Results from the poll, conducted Oct. 11-14, shows the primary electorate had coalesced around Walker before Senate GOP leaders changed course and publicly offered their support last week — endorsements that also followed news of Walker’s $3.7 million third-quarter fundraising haul.
The survey, commissioned by pro-Walker super PAC 34N22 Leadership, is based on responses from 400 likely Republican primary voters and has a margin of error of 4.9 percent.
Republicans can’t afford a messy primary fight that could weaken their prospects of winning back the seat currently held by Democratic Sen. Raphael Warnock, who along with Sen. Jon Ossoff won the swing state in a January runoff that gave Democrats the majority.
McConnell, who hasn’t yet endorsed in any other open primaries, called Walker “the only one who can unite the party, defeat Senator Warnock, and help us take back the Senate.”
Sens. John Thune (R-S.D.) and John Barrasso (R-Wyo.), the respective Republican whip and conference chair, also endorsed Walker last week.
But just as the trio of powerful Senate Republicans offered their support to Walker — a proactive measure to minimize primary mudslinging in the Georgia race — Black on Friday went on the attack.

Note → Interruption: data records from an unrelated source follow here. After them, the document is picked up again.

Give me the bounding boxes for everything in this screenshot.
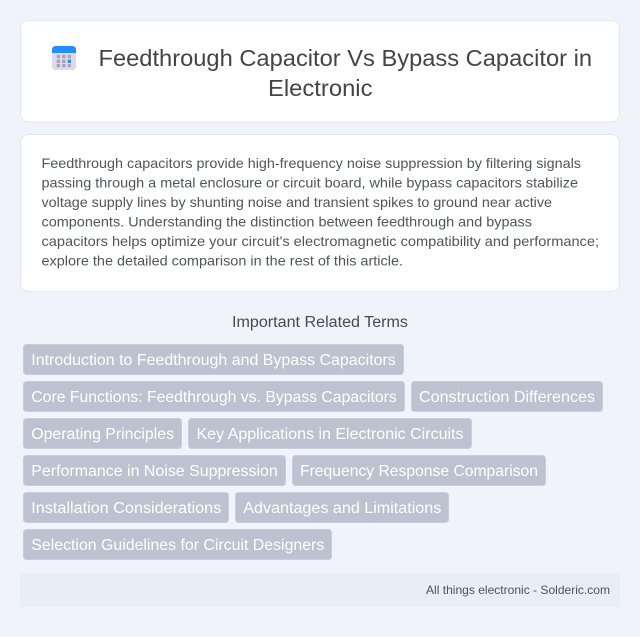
tag <box>24 382 404 412</box>
panel: summary card <box>20 134 620 292</box>
icon: calendar <box>52 46 76 70</box>
tag: Operating Principles <box>31 426 174 443</box>
tag: Frequency Response Comparison <box>300 463 538 480</box>
tag: Key Applications in Electronic Circuits <box>196 426 464 443</box>
tag <box>236 492 448 522</box>
tag: Core Functions: Feedthrough vs. Bypass Capacitors <box>31 389 397 406</box>
footer bar: All things electronic - Solderic.com <box>426 583 610 597</box>
text block: summary paragraph: voltage supply lines by shunting noise and transient spikes to ground near active <box>42 194 552 210</box>
panel: related term tags <box>24 344 602 560</box>
tag <box>412 382 602 412</box>
text block: summary paragraph <box>42 155 599 268</box>
tag <box>188 418 472 448</box>
heading: important related terms: Important Related Terms <box>232 314 408 331</box>
text block: summary paragraph: explore the detailed comparison in the rest of this article. <box>42 252 403 268</box>
tag <box>24 456 286 486</box>
title: Electronic <box>268 75 373 101</box>
text block: summary paragraph: components. Understanding the distinction between feedthrough and bypass <box>42 214 532 230</box>
text block: summary paragraph: capacitors helps optimize your circuit's electromagnetic compatibility and performance; <box>42 233 599 249</box>
tag: Advantages and Limitations <box>243 500 442 517</box>
text block: summary paragraph: passing through a metal enclosure or circuit board, while bypass capacitors stabilize <box>42 174 578 190</box>
tag: Selection Guidelines for Circuit Designers <box>31 537 325 554</box>
tag <box>24 418 182 448</box>
panel: title card <box>20 20 620 122</box>
tag: Installation Considerations <box>31 500 222 517</box>
tag <box>24 530 332 560</box>
title <box>98 45 592 101</box>
tag <box>24 492 228 522</box>
text block: summary paragraph: Feedthrough capacitors provide high-frequency noise suppression by filtering signals <box>42 155 581 171</box>
tag: Construction Differences <box>419 389 595 406</box>
footer bar <box>20 573 620 607</box>
title: Feedthrough Capacitor Vs Bypass Capacitor in <box>98 45 592 71</box>
tag <box>24 344 404 374</box>
tag: Introduction to Feedthrough and Bypass Capacitors <box>31 352 396 369</box>
tag <box>292 456 546 486</box>
tag: Performance in Noise Suppression <box>31 463 278 480</box>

While visiting a Marietta domestic violence shelter, Black, Georgia’s agriculture commissioner, described past allegations against Walker as “disqualifying,” calling on him to explain the accusations.
Walker’s ex-wife, who took out a protective order against him in 2005, claimed he threatened to shoot and kill her, the Associated Press reported this summer. Other women have made similar allegations about Walker, though he has dismissed the claims.
Black cautioned that Democrats would spend $100 million in ads highlighting the police reports and domestic violence allegations if Walker becomes the Republican nominee.
“I think we need to have that conversation now,” Black told reporters Friday. “He needs to address all these reports in detail, himself, and now, before we hand the Senate to the left on a silver platter.”
Walker’s third-quarter fundraising filing, which included just a month’s worth of contributions, dwarfs the $1.2 million Black has raised since April.
Warnock, meanwhile, raised $9 million last quarter and has $17.2 million cash on hand.